Tegasnya…, dengan bersikap Ihsan, ada Allah di depan kita, masihkah kita berani untuk mencuri?, untuk korupsi?, untuk bermaksiat?, untuk suap menyuap?, untuk kongkalingkong?, untuk bertengkar?, untuk culas, untuk bergunjing?, untuk malas?, untuk tidak berkarya?, untuk marah-marah?, untuk mengumbar syahwat?, untuk dengki dan tamak?, untuk bakhil dan kikir?, untuk sombong?, untuk angkuh?, untuk lalai dalam shalat?, untuk tidak khusyu?, untuk tidak taqwa?, masihkah…?.
Dan yang tidak kalah pentingnya, kalau sudah Ihsan, ada Allah di depan kita, masih adakah ruang buat kita untuk bermain-main dengan perjalanan-perjalanan jiwa yang menipu dan melalaikan?. Perjalanan jiwa yang sangat-sangat bersentuhan dengan alam Jin dan Syetan.

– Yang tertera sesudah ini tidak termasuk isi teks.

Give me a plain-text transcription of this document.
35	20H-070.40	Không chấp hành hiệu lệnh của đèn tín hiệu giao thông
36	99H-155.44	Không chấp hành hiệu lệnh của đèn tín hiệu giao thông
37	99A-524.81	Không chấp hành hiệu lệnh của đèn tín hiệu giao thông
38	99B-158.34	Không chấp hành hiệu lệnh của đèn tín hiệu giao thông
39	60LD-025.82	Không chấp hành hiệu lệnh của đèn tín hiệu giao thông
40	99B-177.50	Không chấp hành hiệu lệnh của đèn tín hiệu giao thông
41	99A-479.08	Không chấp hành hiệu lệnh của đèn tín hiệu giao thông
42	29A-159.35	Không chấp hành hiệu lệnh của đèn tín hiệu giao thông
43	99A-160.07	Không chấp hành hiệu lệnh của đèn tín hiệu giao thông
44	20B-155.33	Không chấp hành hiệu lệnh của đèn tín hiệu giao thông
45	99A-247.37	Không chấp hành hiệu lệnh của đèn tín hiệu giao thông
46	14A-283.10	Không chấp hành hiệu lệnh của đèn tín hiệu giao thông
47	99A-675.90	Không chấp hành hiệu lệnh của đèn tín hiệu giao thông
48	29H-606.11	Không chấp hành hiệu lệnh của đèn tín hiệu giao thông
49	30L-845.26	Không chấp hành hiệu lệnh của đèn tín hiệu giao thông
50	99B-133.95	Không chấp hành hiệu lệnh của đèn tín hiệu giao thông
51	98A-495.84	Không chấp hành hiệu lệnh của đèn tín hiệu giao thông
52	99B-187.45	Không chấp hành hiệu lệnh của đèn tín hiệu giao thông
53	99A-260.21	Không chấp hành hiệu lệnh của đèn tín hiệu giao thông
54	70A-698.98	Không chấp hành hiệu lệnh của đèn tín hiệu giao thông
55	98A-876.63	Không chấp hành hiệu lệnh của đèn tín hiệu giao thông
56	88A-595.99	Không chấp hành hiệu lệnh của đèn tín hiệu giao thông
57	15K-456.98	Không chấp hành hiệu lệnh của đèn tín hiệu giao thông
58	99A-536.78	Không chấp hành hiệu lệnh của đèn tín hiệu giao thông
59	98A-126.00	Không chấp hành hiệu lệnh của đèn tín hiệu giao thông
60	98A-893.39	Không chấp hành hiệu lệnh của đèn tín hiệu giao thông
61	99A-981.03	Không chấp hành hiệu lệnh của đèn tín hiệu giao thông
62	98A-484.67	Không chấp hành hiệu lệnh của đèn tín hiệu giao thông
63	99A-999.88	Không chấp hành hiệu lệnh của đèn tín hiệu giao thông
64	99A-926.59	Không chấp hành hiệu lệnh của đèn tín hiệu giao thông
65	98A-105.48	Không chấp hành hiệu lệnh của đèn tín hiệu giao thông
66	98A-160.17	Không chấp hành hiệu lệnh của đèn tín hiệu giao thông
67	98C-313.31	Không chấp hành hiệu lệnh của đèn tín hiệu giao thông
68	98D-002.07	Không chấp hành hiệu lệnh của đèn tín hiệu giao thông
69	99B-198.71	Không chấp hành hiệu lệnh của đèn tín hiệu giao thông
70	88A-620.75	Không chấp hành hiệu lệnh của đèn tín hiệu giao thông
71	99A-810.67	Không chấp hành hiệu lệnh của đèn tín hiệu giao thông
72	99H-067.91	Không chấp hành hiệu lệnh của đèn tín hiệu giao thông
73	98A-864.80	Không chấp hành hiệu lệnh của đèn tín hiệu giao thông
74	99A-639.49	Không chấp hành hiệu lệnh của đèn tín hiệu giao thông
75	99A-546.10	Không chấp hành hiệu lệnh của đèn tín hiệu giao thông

Seperti melakukan perjalanan ASTRAL, OBE, merogo Sukmo, dan bermain-main dengan Jiwa kita sendiri dan jiwa orang lain melalui praktek Hypnotis dan Hipnoterapy dan sejenisnya, yang kesemuanya itu “sebelas dua belas” saja sebenarnya dengan dunia perdukunan, tapi perdukunan yang telah dikamuflase dengan istilah-istilah modern dari Barat.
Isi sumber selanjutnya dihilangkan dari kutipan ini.